Cash flow is the lifeblood of any small business. It can mark the critical difference between success and failure.
In the long term, businesses go bust through lack of profit, but short term, they often fail because they don’t have enough cash to pay their bills. With more firms going under due to cash flow problems than any other reason, the saying really does ring true that cash is king.
The key to a healthy cash flow lies in the word itself: ‘flow’. It’s a cycle; a careful balance of funds in and funds out. The principles of good cash flow management are straightforward: you must ensure you have more money coming in than going out and that money comes in on time so you can pay suppliers and invest in new stock.
With the average small business in the UK owed nearly £12,000 in outstanding invoices, maintaining a healthy cash flow can be a challenge. Nearly two thirds of firms (60%) are waiting 60 days or more to receive payment, and spending an average of almost 350 hours every year chasing late payments.
Understand who, where and when
Understanding your customers is the first step to knowing where company funds are coming and going. It’s vital to know your customers’ liability by understanding what type of organisation they are and the legitimacy of the business.
Learn what funds are coming in and out of the business each month and when payments are due. This will help to combat late payments occurring in the first place, and enable you to best plan when to pay your suppliers.
Have a contingency plan
If everything does crash around you, you must ensure that your clients’ and suppliers’ finances are taken care of. However, it’s necessary to have credit insurance in place in case a customer does not pay. Insurance companies and brokers offer tailored credit insurance to help protect against non-payment by customers.
Business owners must ask themselves if their customers are at risk of failure, and have considered the business impact of late payment by major customers.
Know your payments
The average small business is currently owed up to £12,000 in outstanding invoices. This shocking figure demonstrates the importance of knowing your payment schedule. Formally agreeing terms in advance with partnering companies is vital.
Small tips, such as making the payment due date clear on invoices, and having a written and signed confirmation of the agreed payment terms, can ensure all parties are aware of the payment schedule.

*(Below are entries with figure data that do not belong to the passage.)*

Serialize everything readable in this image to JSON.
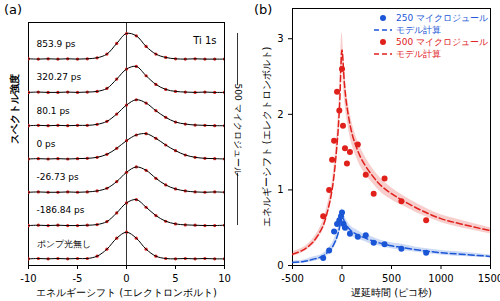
{
  "chart_data": [
    {
      "type": "line",
      "panel_label": "(a)",
      "xlabel": "エネルギーシフト (エレクトロンボルト)",
      "ylabel": "スペクトル強度",
      "annotation": "Ti 1s",
      "bracket_label": "500 マイクロジュール",
      "x": [
        -10,
        -9,
        -8,
        -7,
        -6,
        -5,
        -4,
        -3,
        -2,
        -1,
        0,
        1,
        2,
        3,
        4,
        5,
        6,
        7,
        8,
        9,
        10
      ],
      "xlim": [
        -10,
        10
      ],
      "xticks": [
        -10,
        -5,
        0,
        5,
        10
      ],
      "ylim": [
        -0.2,
        7.1
      ],
      "tick_labels": "x",
      "rule_x": 0,
      "marker": "circle",
      "color": "#e0201b",
      "series": [
        {
          "name": "853.9 ps",
          "values": [
            6.01,
            6,
            6.01,
            6,
            6.01,
            6,
            6.01,
            6.04,
            6.15,
            6.47,
            6.77,
            6.7,
            6.38,
            6.15,
            6.05,
            6.01,
            6,
            6.01,
            6,
            6,
            6
          ]
        },
        {
          "name": "320.27 ps",
          "values": [
            5,
            5.01,
            5,
            5,
            5.01,
            5,
            5.01,
            5.03,
            5.12,
            5.4,
            5.7,
            5.78,
            5.5,
            5.24,
            5.09,
            5.03,
            5.01,
            5,
            5.01,
            5,
            5
          ]
        },
        {
          "name": "80.1 ps",
          "values": [
            4,
            4.01,
            4,
            4.01,
            4,
            4.01,
            4.01,
            4.04,
            4.13,
            4.35,
            4.62,
            4.78,
            4.68,
            4.45,
            4.25,
            4.11,
            4.05,
            4.02,
            4.01,
            4,
            4
          ]
        },
        {
          "name": "0 ps",
          "values": [
            3,
            3.01,
            3,
            3.01,
            3,
            3.01,
            3.02,
            3.05,
            3.14,
            3.32,
            3.55,
            3.72,
            3.76,
            3.62,
            3.42,
            3.25,
            3.12,
            3.05,
            3.02,
            3.01,
            3
          ]
        },
        {
          "name": "-26.73 ps",
          "values": [
            2,
            2.01,
            2,
            2,
            2.01,
            2,
            2.01,
            2.04,
            2.12,
            2.32,
            2.6,
            2.76,
            2.66,
            2.42,
            2.22,
            2.1,
            2.04,
            2.01,
            2,
            2.01,
            2
          ]
        },
        {
          "name": "-186.84 ps",
          "values": [
            1,
            1.01,
            1,
            1.01,
            1,
            1,
            1.01,
            1.03,
            1.12,
            1.38,
            1.68,
            1.78,
            1.55,
            1.3,
            1.13,
            1.05,
            1.02,
            1.01,
            1,
            1,
            1.01
          ]
        },
        {
          "name": "ポンプ光無し",
          "values": [
            0,
            0.01,
            0,
            0.01,
            0,
            0.01,
            0.01,
            0.08,
            0.29,
            0.62,
            0.8,
            0.62,
            0.29,
            0.08,
            0.01,
            0,
            0.01,
            0,
            0.01,
            0,
            0
          ]
        }
      ]
    },
    {
      "type": "scatter",
      "panel_label": "(b)",
      "xlabel": "遅延時間 (ピコ秒)",
      "ylabel": "エネルギーシフト (エレクトロンボルト)",
      "xlim": [
        -500,
        1500
      ],
      "xticks": [
        -500,
        0,
        500,
        1000,
        1500
      ],
      "ylim": [
        0,
        3.4
      ],
      "yticks": [
        0,
        1,
        2,
        3
      ],
      "legend": "upper right",
      "series": [
        {
          "name": "250 マイクロジュール",
          "type": "scatter",
          "marker": "circle",
          "color": "#1a56d6",
          "x": [
            -190,
            -130,
            -80,
            -50,
            -27,
            -10,
            0,
            15,
            30,
            80,
            160,
            240,
            320,
            430,
            600,
            850
          ],
          "values": [
            0.1,
            0.2,
            0.45,
            0.55,
            0.6,
            0.65,
            0.7,
            0.55,
            0.5,
            0.42,
            0.38,
            0.4,
            0.3,
            0.28,
            0.22,
            0.17
          ]
        },
        {
          "name": "モデル計算",
          "type": "line",
          "line_style": "dashed",
          "color": "#1a56d6",
          "x": [
            -500,
            -400,
            -300,
            -200,
            -150,
            -100,
            -50,
            -25,
            0,
            25,
            50,
            100,
            150,
            200,
            300,
            400,
            500,
            600,
            800,
            1000,
            1200,
            1500
          ],
          "values": [
            0.04,
            0.05,
            0.08,
            0.12,
            0.17,
            0.24,
            0.38,
            0.5,
            0.66,
            0.58,
            0.52,
            0.45,
            0.41,
            0.38,
            0.33,
            0.29,
            0.26,
            0.24,
            0.2,
            0.17,
            0.15,
            0.12
          ],
          "band_lower": [
            0.02,
            0.03,
            0.05,
            0.09,
            0.13,
            0.19,
            0.31,
            0.42,
            0.57,
            0.5,
            0.45,
            0.39,
            0.35,
            0.33,
            0.28,
            0.25,
            0.22,
            0.2,
            0.17,
            0.14,
            0.12,
            0.1
          ],
          "band_upper": [
            0.06,
            0.07,
            0.11,
            0.15,
            0.21,
            0.29,
            0.45,
            0.58,
            0.75,
            0.66,
            0.59,
            0.51,
            0.47,
            0.43,
            0.38,
            0.33,
            0.3,
            0.28,
            0.23,
            0.2,
            0.18,
            0.14
          ]
        },
        {
          "name": "500 マイクロジュール",
          "type": "scatter",
          "marker": "circle",
          "color": "#e0201b",
          "x": [
            -190,
            -130,
            -100,
            -80,
            -50,
            -27,
            0,
            10,
            30,
            50,
            80,
            160,
            240,
            320,
            430,
            600,
            850
          ],
          "values": [
            0.65,
            1.0,
            1.4,
            1.65,
            2.3,
            2.05,
            2.6,
            1.85,
            1.55,
            1.35,
            1.5,
            1.6,
            1.2,
            0.95,
            1.15,
            0.85,
            0.6
          ]
        },
        {
          "name": "モデル計算",
          "type": "line",
          "line_style": "dashed",
          "color": "#e0201b",
          "x": [
            -500,
            -400,
            -300,
            -200,
            -150,
            -100,
            -50,
            -25,
            0,
            25,
            50,
            100,
            150,
            200,
            300,
            400,
            500,
            600,
            800,
            1000,
            1200,
            1500
          ],
          "values": [
            0.15,
            0.2,
            0.3,
            0.5,
            0.7,
            1.0,
            1.6,
            2.1,
            2.85,
            2.4,
            2.1,
            1.75,
            1.55,
            1.4,
            1.2,
            1.05,
            0.95,
            0.87,
            0.73,
            0.62,
            0.55,
            0.46
          ],
          "band_lower": [
            0.12,
            0.17,
            0.26,
            0.44,
            0.62,
            0.9,
            1.45,
            1.9,
            2.62,
            2.2,
            1.93,
            1.6,
            1.42,
            1.28,
            1.1,
            0.96,
            0.87,
            0.8,
            0.67,
            0.57,
            0.5,
            0.42
          ],
          "band_upper": [
            0.18,
            0.23,
            0.34,
            0.56,
            0.78,
            1.1,
            1.75,
            2.3,
            3.08,
            2.6,
            2.27,
            1.9,
            1.68,
            1.52,
            1.3,
            1.14,
            1.03,
            0.94,
            0.79,
            0.67,
            0.6,
            0.5
          ]
        }
      ]
    }
  ]
}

With businesses spending almost 350 hours a year chasing late payments, you should implement a process to make this a simpler task. Use the tools at your disposal – with Sage 50, you have all the help you need.
Credit Hound Express, exclusively for Sage customers, aims to save businesses up to ten hours a week in back office administration. By making it easier to keep track of invoices and reducing time required for resolution and payment, Credit Hound Express will help to improve customer relationships.
Treat suppliers fairly
Good business practice begins with fair treatment of your suppliers. Late payment could result in damage to their business, whereas paying them by the due date leads to a good supplier relationship: crucial to business success.
Having an ethical business strategy also puts you in a better position to negotiate prices and terms in the future. The moral of the story? Treat others as you would like to be treated!